IGF-1 protects cardiac myocytes from hyperosmotic stress-induced apoptosis via CREB

Abstract

Hyperosmotic stress stimulates a rapid and pronounced apoptosis in cardiac myocytes which is attenuated by insulin-like growth factor-1 (IGF-1). Because in these cells IGF-1 induces intracellular Ca2+ increase, we assessed whether the cyclic AMP response element-binding protein (CREB) is activated by IGF-1 through Ca2+ -dependent signalling pathways. In cultured cardiac myocytes, IGF-1 induced phosphorylation (6.5 +/- 1.0-fold at 5 min), nuclear translocation (30 min post-stimulus) and DNA binding activity of CREB. IGF-1-induced CREB phosphorylation was mediated by MEK1/ERK, P13-K, p38-MAPK, as well as Ca2+/calmodulin kinase and calcineurin.
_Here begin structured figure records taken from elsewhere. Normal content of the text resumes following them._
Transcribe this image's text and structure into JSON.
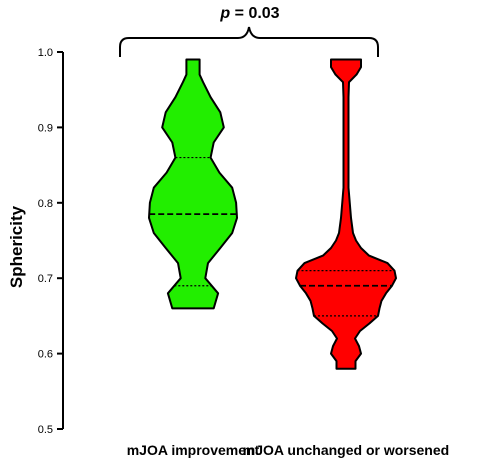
{
  "chart_data": {
    "type": "violin",
    "ylabel": "Sphericity",
    "ylim": [
      0.5,
      1.0
    ],
    "yticks": [
      "0.5",
      "0.6",
      "0.7",
      "0.8",
      "0.9",
      "1.0"
    ],
    "annotation": {
      "p_symbol": "p",
      "p_rest": " = 0.03",
      "text": "p = 0.03"
    },
    "series": [
      {
        "name": "mJOA improvement",
        "color": "#22ee00",
        "min": 0.66,
        "max": 0.99,
        "median": 0.785,
        "q1": 0.69,
        "q3": 0.86,
        "density_y": [
          0.66,
          0.68,
          0.7,
          0.72,
          0.74,
          0.76,
          0.78,
          0.8,
          0.82,
          0.84,
          0.86,
          0.88,
          0.9,
          0.92,
          0.94,
          0.96,
          0.97,
          0.99
        ],
        "density_halfwidth": [
          0.47,
          0.57,
          0.28,
          0.34,
          0.62,
          0.89,
          1.0,
          0.98,
          0.89,
          0.6,
          0.4,
          0.47,
          0.7,
          0.62,
          0.4,
          0.23,
          0.15,
          0.15
        ]
      },
      {
        "name": "mJOA unchanged or worsened",
        "color": "#ff0000",
        "min": 0.58,
        "max": 0.99,
        "median": 0.69,
        "q1": 0.65,
        "q3": 0.71,
        "density_y": [
          0.58,
          0.59,
          0.6,
          0.61,
          0.62,
          0.63,
          0.64,
          0.65,
          0.66,
          0.67,
          0.68,
          0.69,
          0.7,
          0.71,
          0.72,
          0.73,
          0.74,
          0.75,
          0.76,
          0.78,
          0.82,
          0.86,
          0.9,
          0.94,
          0.96,
          0.97,
          0.98,
          0.99
        ],
        "density_halfwidth": [
          0.19,
          0.19,
          0.3,
          0.26,
          0.18,
          0.28,
          0.47,
          0.64,
          0.67,
          0.71,
          0.8,
          0.92,
          1.0,
          0.97,
          0.83,
          0.46,
          0.3,
          0.2,
          0.14,
          0.1,
          0.05,
          0.05,
          0.05,
          0.05,
          0.06,
          0.21,
          0.3,
          0.3
        ]
      }
    ],
    "grid": false,
    "legend": "none"
  }
}
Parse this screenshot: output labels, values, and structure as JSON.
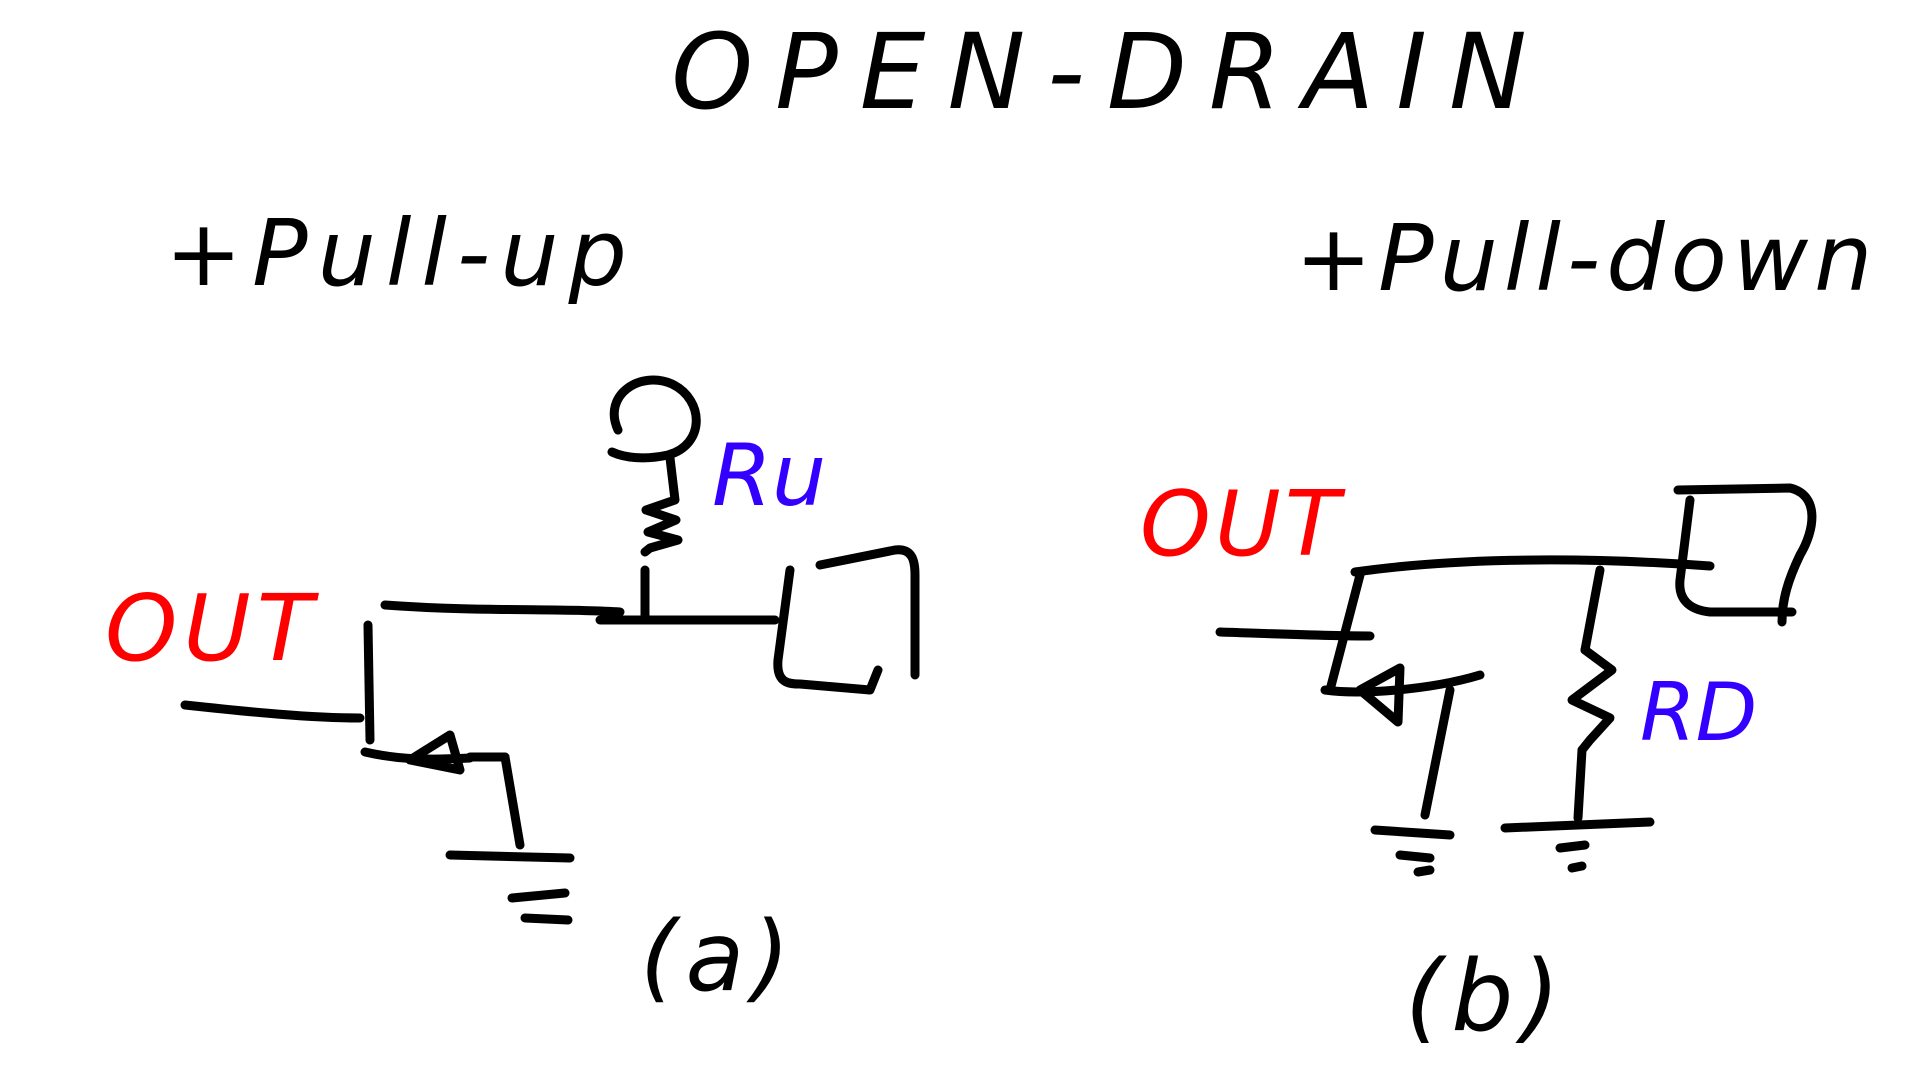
{
  "title": "OPEN-DRAIN",
  "left": {
    "heading": "+Pull-up",
    "out_label": "OUT",
    "resistor_label": "Ru",
    "caption": "(a)"
  },
  "right": {
    "heading": "+Pull-down",
    "out_label": "OUT",
    "resistor_label": "RD",
    "caption": "(b)"
  },
  "colors": {
    "ink": "#000000",
    "out_label": "#ff0000",
    "resistor_label": "#3300ff"
  }
}
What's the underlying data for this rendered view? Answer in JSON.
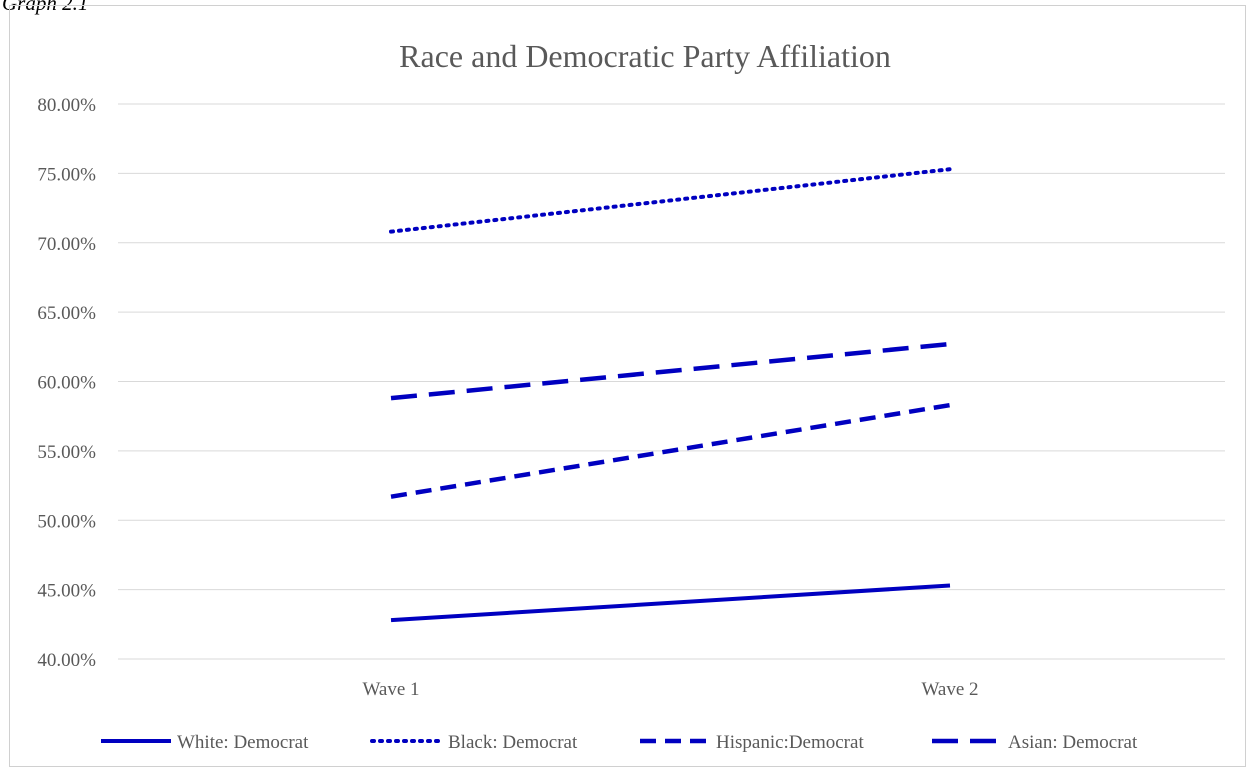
{
  "caption": "Graph 2.1",
  "chart_data": {
    "type": "line",
    "title": "Race and Democratic Party Affiliation",
    "xlabel": "",
    "ylabel": "",
    "categories": [
      "Wave 1",
      "Wave 2"
    ],
    "ylim": [
      40,
      80
    ],
    "y_ticks": [
      "40.00%",
      "45.00%",
      "50.00%",
      "55.00%",
      "60.00%",
      "65.00%",
      "70.00%",
      "75.00%",
      "80.00%"
    ],
    "grid": true,
    "legend_position": "bottom",
    "series": [
      {
        "name": "White: Democrat",
        "values": [
          42.8,
          45.3
        ],
        "style": "solid",
        "color": "#0000c0"
      },
      {
        "name": "Black: Democrat",
        "values": [
          70.8,
          75.3
        ],
        "style": "dotted",
        "color": "#0000c0"
      },
      {
        "name": "Hispanic:Democrat",
        "values": [
          51.7,
          58.3
        ],
        "style": "dashed",
        "color": "#0000c0"
      },
      {
        "name": "Asian: Democrat",
        "values": [
          58.8,
          62.7
        ],
        "style": "long-dashed",
        "color": "#0000c0"
      }
    ]
  }
}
Exposure of cardiac myocytes to hyperosmotic stress (sorbitol 600 mOsm) decreased IGF-1 -induced CREB activation Moreover, overexpression of a dominant negative CREB abolished the anti-apoptotic effects of IGF-1. Our results suggest that IGF-1 activates CREB through a complex signalling pathway, and this transcription factor plays an important role in the anti-apoptotic action of IGF-1 in cultured cardiac myocytes.